[cabfpub] Continuing the discussion on CAA

Doug Beattie doug.beattie at globalsign.com
Mon Oct 24 16:51:07 UTC 2016


I agree - For the Managed service model where CAs pre-vet domains we’d like to check CAA at the domain level and re-use that for all subdomains.  Maybe we can tie CAA into the domain validation process and allow the application of CAA and domain validation to the same Authorization Domain value which would enable high speed/volume issuance under a common domain (or a common subdomain).   Requiring the CA to check every FQDN for CAA compliance at the time of issuance will hinder performance and could result in denial of service vectors not previously available (DNS DDoS attacks).


-----Original Message-----
From: Public [mailto:public-bounces at cabforum.org] On Behalf Of Jeremy Rowley via Public
Sent: Monday, October 24, 2016 12:26 PM
To: Gervase Markham; public at cabforum.org
Subject: Re: [cabfpub] Continuing the discussion on CAA

Thanks Gerv. Very useful.

I think there are just three concerns with CAA I'd like to address before hard-fail is required:
1)  CAA is currently an issuance check rather than a validation check. As mentioned during the face-to-face, this is a hurdle in fast issuance of certificates.
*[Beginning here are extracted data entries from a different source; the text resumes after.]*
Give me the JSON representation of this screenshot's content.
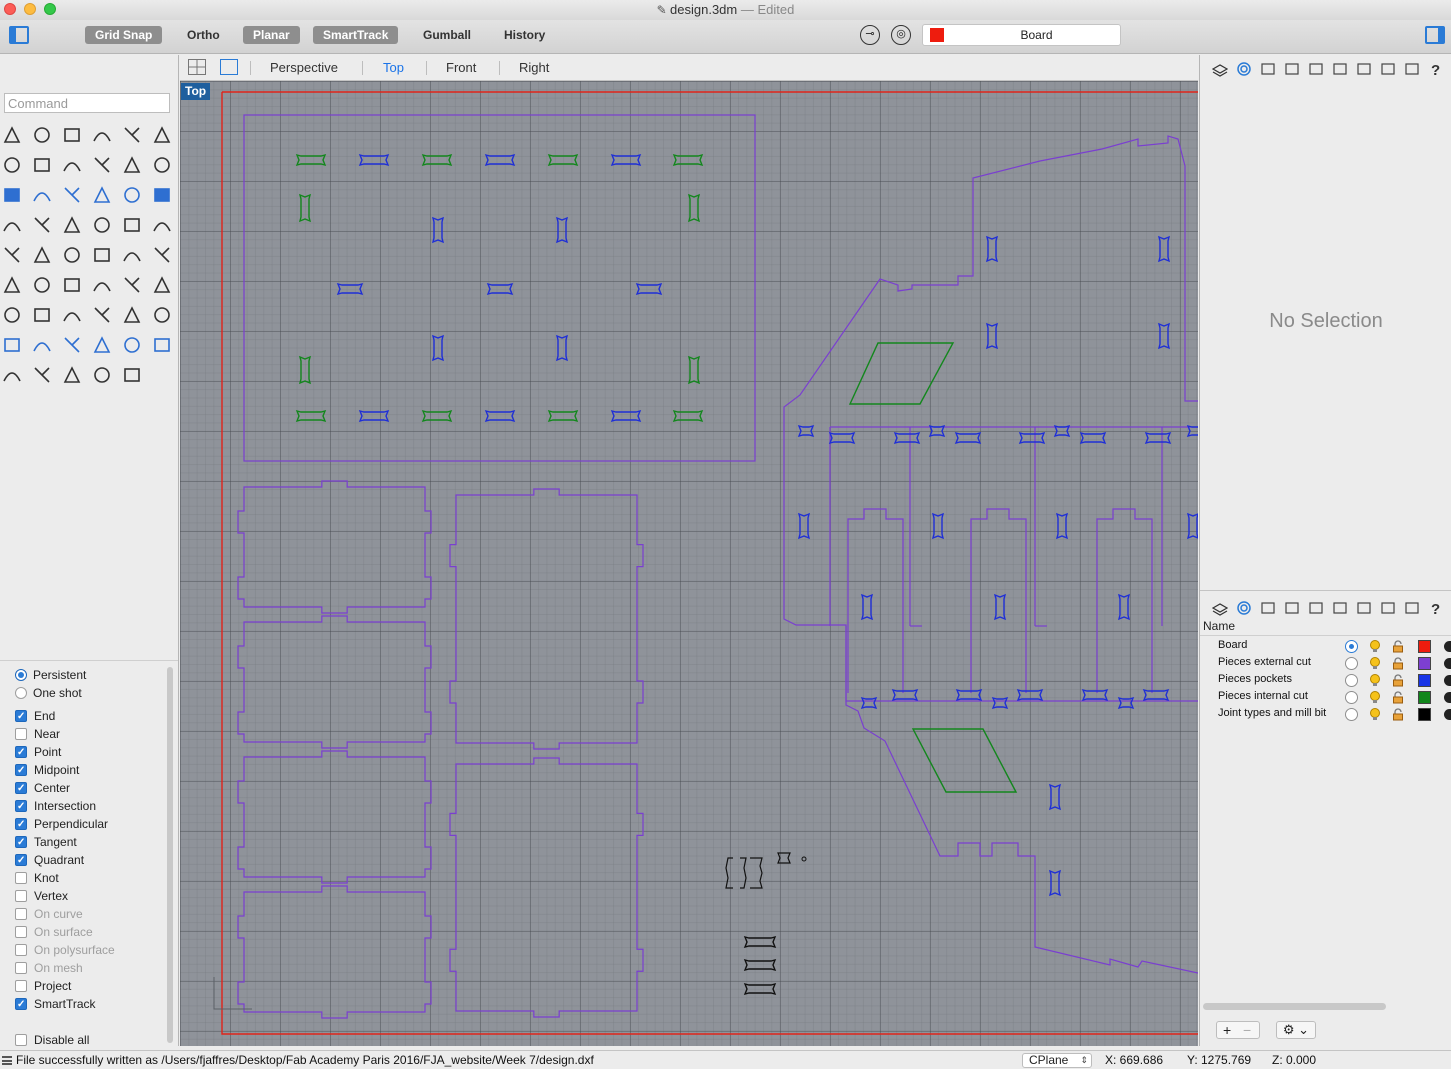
{
  "window": {
    "title": "design.3dm",
    "edited": "— Edited"
  },
  "toolbar": {
    "grid_snap": "Grid Snap",
    "ortho": "Ortho",
    "planar": "Planar",
    "smarttrack": "SmartTrack",
    "gumball": "Gumball",
    "history": "History",
    "current_layer": "Board",
    "current_layer_color": "#ee1c0e"
  },
  "command": {
    "placeholder": "Command"
  },
  "viewport_tabs": {
    "perspective": "Perspective",
    "top": "Top",
    "front": "Front",
    "right": "Right",
    "active": "Top"
  },
  "viewport": {
    "label": "Top"
  },
  "osnap": {
    "mode_persistent": "Persistent",
    "mode_one_shot": "One shot",
    "items": [
      {
        "label": "End",
        "checked": true
      },
      {
        "label": "Near",
        "checked": false
      },
      {
        "label": "Point",
        "checked": true
      },
      {
        "label": "Midpoint",
        "checked": true
      },
      {
        "label": "Center",
        "checked": true
      },
      {
        "label": "Intersection",
        "checked": true
      },
      {
        "label": "Perpendicular",
        "checked": true
      },
      {
        "label": "Tangent",
        "checked": true
      },
      {
        "label": "Quadrant",
        "checked": true
      },
      {
        "label": "Knot",
        "checked": false
      },
      {
        "label": "Vertex",
        "checked": false
      },
      {
        "label": "On curve",
        "checked": false
      },
      {
        "label": "On surface",
        "checked": false
      },
      {
        "label": "On polysurface",
        "checked": false
      },
      {
        "label": "On mesh",
        "checked": false
      },
      {
        "label": "Project",
        "checked": false
      },
      {
        "label": "SmartTrack",
        "checked": true
      }
    ],
    "disable_all": "Disable all"
  },
  "properties": {
    "no_selection": "No Selection"
  },
  "layers": {
    "header_name": "Name",
    "items": [
      {
        "name": "Board",
        "color": "#ee1c0e",
        "current": true
      },
      {
        "name": "Pieces external cut",
        "color": "#7d3fd1",
        "current": false
      },
      {
        "name": "Pieces pockets",
        "color": "#1935e6",
        "current": false
      },
      {
        "name": "Pieces internal cut",
        "color": "#10861b",
        "current": false
      },
      {
        "name": "Joint types and mill bit",
        "color": "#000000",
        "current": false
      }
    ]
  },
  "status": {
    "message": "File successfully written as /Users/fjaffres/Desktop/Fab Academy Paris 2016/FJA_website/Week 7/design.dxf",
    "cplane": "CPlane",
    "x": "X: 669.686",
    "y": "Y: 1275.769",
    "z": "Z: 0.000"
  },
  "colors": {
    "board": "#e0241a",
    "external": "#7a3fd0",
    "pockets": "#1f2fd6",
    "internal": "#13871d",
    "joints": "#111111"
  }
}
We liked Ryan's proposal of simply doing a refresh every X days as a solution. By moving it to a validation check, CAs can have fast issuance times without CAA holding up the process after the initial validation is complete.
2) If a customer has a single base domain and needs to issue 6 million certs an hour for the various sub domains, then there isn't a way for the CA to simply accept the base domain's CAA record.
3) The validation process is actually opposite of what is required by CAA. 
The order required for CAA descends in scope rather than ascends (ie, check third level, then second level). Validation under 169 takes the opposite approach. The base domain is often used for validation without regard to anything specified in sub domains. Seems like we should pivot CAA to match the actual validation process and have the CAA scope match the domain authorization scope. Without doing this you run into an inconsistency where the customer could obtain *.example.com but not secure.example.com. This doesn't make sense as we like to encourage customers to use non-wildcard names when possible.

Problems #2 and #3 are easily solved together. Permitting verification of a sub domain to override the higher level domains solves performance issues, still restricts the scope of what CAs can issue, and permits high speed/volume issuance off a base domain.


-----Original Message-----
From: Gervase Markham [mailto:gerv at mozilla.org]
Sent: Monday, October 24, 2016 9:43 AM
To: Jeremy Rowley <jeremy.rowley at digicert.com>; public at cabforum.org
Subject: Re: [cabfpub] Continuing the discussion on CAA

On 24/10/16 16:40, Jeremy Rowley via Public wrote:
> Has there been an issuance to a third party that CAA would have prevented?
> Since there's no way to ensure compliance with a hard-fail CAA 
> requirement, will CAA do anything useful? We don't mind CAA as a 
> validation check, but I'm curious if anyone knows of an issued cert 
> that would have been rejected if CAA were fully implemented.